[edit]
Bandits with Knapsacks and Predictions
Proceedings of the Fortieth Conference on Uncertainty in Artificial Intelligence, PMLR 244:1189-1206, 2024.
Abstract
We study the Bandits with Knapsacks problem with the aim of designing a learning-augmented online learning algorithm upholding better regret guarantees than the state-of-the-art primal-dual algorithms with worst-case guarantees, under both stochastic and adversarial inputs. In the adversarial case, we obtain better competitive ratios when the input predictions are accurate, while also maintaining worst-case guarantees for imprecise predictions. We introduce two algorithms tailored for the full and bandit feedback settings, respectively. Both algorithms integrate a static prediction with a worst-case no-$\alpha$-regret algorithm.
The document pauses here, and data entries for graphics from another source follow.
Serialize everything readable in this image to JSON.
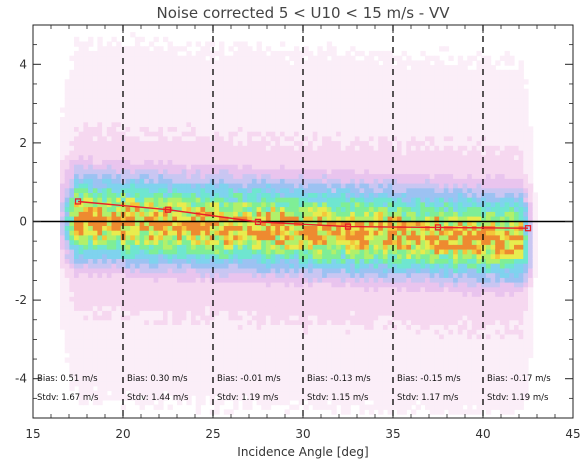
{
  "chart_data": {
    "type": "scatter",
    "title": "Noise corrected 5 < U10 < 15 m/s - VV",
    "xlabel": "Incidence Angle [deg]",
    "ylabel": "",
    "xlim": [
      15,
      45
    ],
    "ylim": [
      -5,
      5
    ],
    "xticks": [
      "15",
      "20",
      "25",
      "30",
      "35",
      "40",
      "45"
    ],
    "yticks": [
      "-4",
      "-2",
      "0",
      "2",
      "4"
    ],
    "ytick_values": [
      -4,
      -2,
      0,
      2,
      4
    ],
    "xtick_values": [
      15,
      20,
      25,
      30,
      35,
      40,
      45
    ],
    "bin_boundaries": [
      20,
      25,
      30,
      35,
      40
    ],
    "reference_line": 0,
    "density": {
      "x_range": [
        16.5,
        42.5
      ],
      "description_levels": [
        "pink",
        "blue",
        "cyan",
        "green",
        "yellow",
        "orange"
      ]
    },
    "series": [
      {
        "values": [
          {
            "x": 17.5,
            "y": 0.51
          },
          {
            "x": 22.5,
            "y": 0.3
          },
          {
            "x": 27.5,
            "y": -0.01
          },
          {
            "x": 32.5,
            "y": -0.13
          },
          {
            "x": 37.5,
            "y": -0.15
          },
          {
            "x": 42.5,
            "y": -0.17
          }
        ],
        "color": "#e8202a"
      }
    ],
    "annotations": [
      {
        "bias": "Bias:  0.51 m/s",
        "stdv": "Stdv:  1.67 m/s"
      },
      {
        "bias": "Bias:  0.30 m/s",
        "stdv": "Stdv:  1.44 m/s"
      },
      {
        "bias": "Bias:  -0.01 m/s",
        "stdv": "Stdv:  1.19 m/s"
      },
      {
        "bias": "Bias:  -0.13 m/s",
        "stdv": "Stdv:  1.15 m/s"
      },
      {
        "bias": "Bias:  -0.15 m/s",
        "stdv": "Stdv:  1.17 m/s"
      },
      {
        "bias": "Bias:  -0.17 m/s",
        "stdv": "Stdv:  1.19 m/s"
      }
    ]
  }
}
This yields an optimized competitive ratio of $(\pi + (1 -\pi)/\alpha)^{-1}$ in scenarios where the prediction is perfect, and a competitive ratio of $\alpha/(1 - \pi)$ in the case of highly imprecise predictions, where $\pi \in (0,1)$ is chosen by the learner and $\alpha$ is Slater’s parameter. We complement this analysis by studying the stochastic setting under full feedback. We provide an algorithm which guarantees a pseudo-regret of $\widetilde{O}(\sqrt{T})$ with poor predictions, and 0 pseudo-regret with perfect predictions. We also characterize the smoothness of the algorithm.